La première manière est d’abord liée à la confiance que nous pouvons avoir dans les témoignages des apôtres. Qu’est-ce qu’avait à gagner Saint Pierre et les autres apôtres à nous donner le récit d’un tel évènement ? Après la résurrection, Saint Pierre n’est pas revenu à son activité initiale de pêcheur en Galilée, mais il est parti annoncer cette bonne nouvelle de Jésus vivant, malgré sa mort, en Judée, en Samarie, et enfin à Rome où il a donné sa vie pour livrer son témoignage. Quelque chose d’inouï et de vrai s’est passé dans sa vie après sa rencontre avec Jésus et après sa mort.
La seconde manière est liée à l’argument de Saint Paul dans la lecture de ce dimanche : si le Christ n’est pas ressuscité, nos péchés ne sont pas pardonnés. Cet argument était suffisamment fort à l’époque de Saint Paul, pour que la seule perspective que les péchés ne soient pas pardonnés soit suffisamment forte pour qu’elle suffise à convaincre ses destinataires. Même si cet argument semble étrange de nos jours, nous avons encore besoin aujourd’hui que nos péchés soient pardonnés pour accéder à la vie éternelle.
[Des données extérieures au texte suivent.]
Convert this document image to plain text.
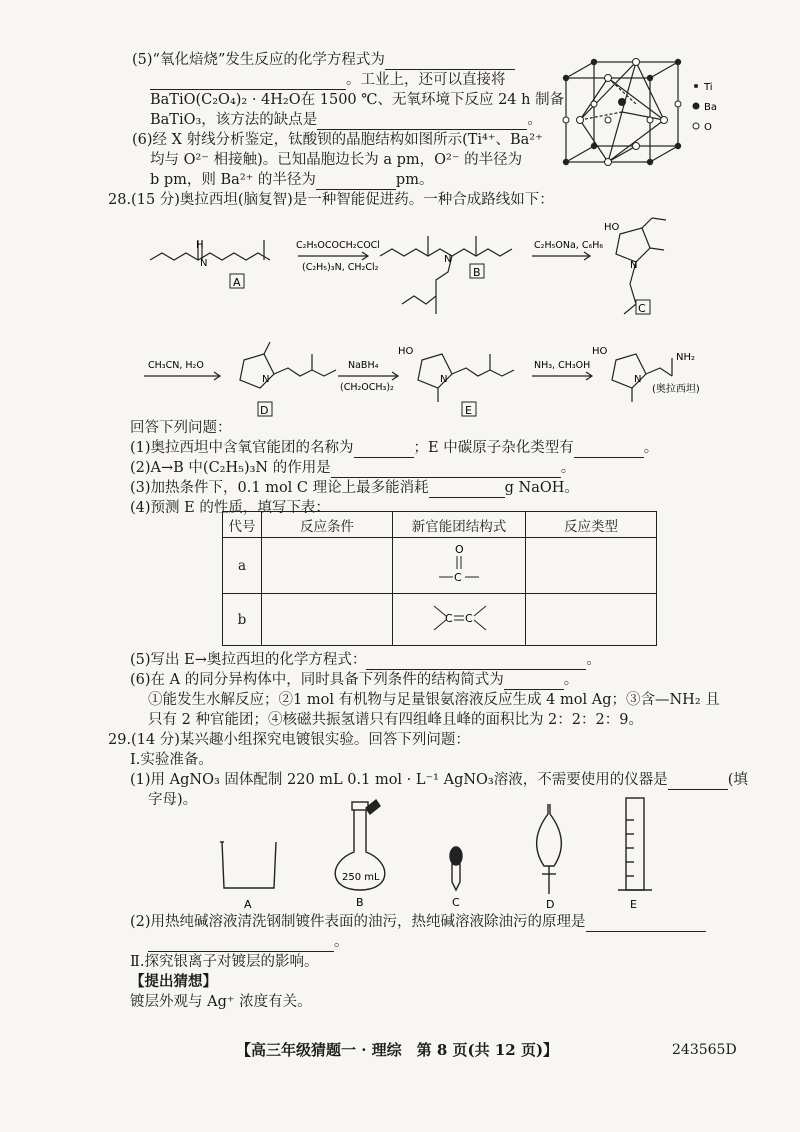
(5)“氧化焙烧”发生反应的化学方程式为
。工业上，还可以直接将
BaTiO(C₂O₄)₂ · 4H₂O在 1500 ℃、无氧环境下反应 24 h 制备
BaTiO₃，该方法的缺点是	。
(6)经 X 射线分析鉴定，钛酸钡的晶胞结构如图所示(Ti⁴⁺、Ba²⁺
均与 O²⁻ 相接触)。已知晶胞边长为 a pm，O²⁻ 的半径为
b pm，则 Ba²⁺ 的半径为	pm。
Ti
Ba
O
28.(15 分)奥拉西坦(脑复智)是一种智能促进药。一种合成路线如下：
H
N	N
HO
N
C₂H₅OCOCH₂COCl
(C₂H₅)₃N, CH₂Cl₂
C₂H₅ONa, C₆H₆
A
B
C
CH₃CN, H₂O	NaBH₄
(CH₂OCH₃)₂
NH₃, CH₃OH
N
HO
N
HO
N
NH₂
D	E
(奥拉西坦)
回答下列问题：
(1)奥拉西坦中含氧官能团的名称为	；E 中碳原子杂化类型有	。
(2)A→B 中(C₂H₅)₃N 的作用是	。
(3)加热条件下，0.1 mol C 理论上最多能消耗	g NaOH。
(4)预测 E 的性质，填写下表：
代号	反应条件	新官能团结构式	反应类型
a		O
C	

b		C C	

(5)写出 E→奥拉西坦的化学方程式：	。
(6)在 A 的同分异构体中，同时具备下列条件的结构简式为	。
①能发生水解反应；②1 mol 有机物与足量银氨溶液反应生成 4 mol Ag；③含—NH₂ 且
只有 2 种官能团；④核磁共振氢谱只有四组峰且峰的面积比为 2：2：2：9。
29.(14 分)某兴趣小组探究电镀银实验。回答下列问题：
Ⅰ.实验准备。
(1)用 AgNO₃ 固体配制 220 mL 0.1 mol · L⁻¹ AgNO₃溶液，不需要使用的仪器是	(填
字母)。
250 mL
A	B	C	D	E
(2)用热纯碱溶液清洗钢制镀件表面的油污，热纯碱溶液除油污的原理是
。
Ⅱ.探究银离子对镀层的影响。
【提出猜想】
镀层外观与 Ag⁺ 浓度有关。
【高三年级猜题一 · 理综　第 8 页(共 12 页)】	243565D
En effet, si je pèche contre Dieu, je ne peux pas vivre avec lui dans la vie éternelle. Or, la résurrection est le seul évènement qui nous assure de la réconciliation de Dieu avec nous. Car, après le déchainement de violence et de péchés pendant la Passion aboutissant à la mort de Jésus, sa résurrection s’interprète facilement comme le pardon de tous les péchés commis dans la passion, en lien avec nos péchés aujourd’hui.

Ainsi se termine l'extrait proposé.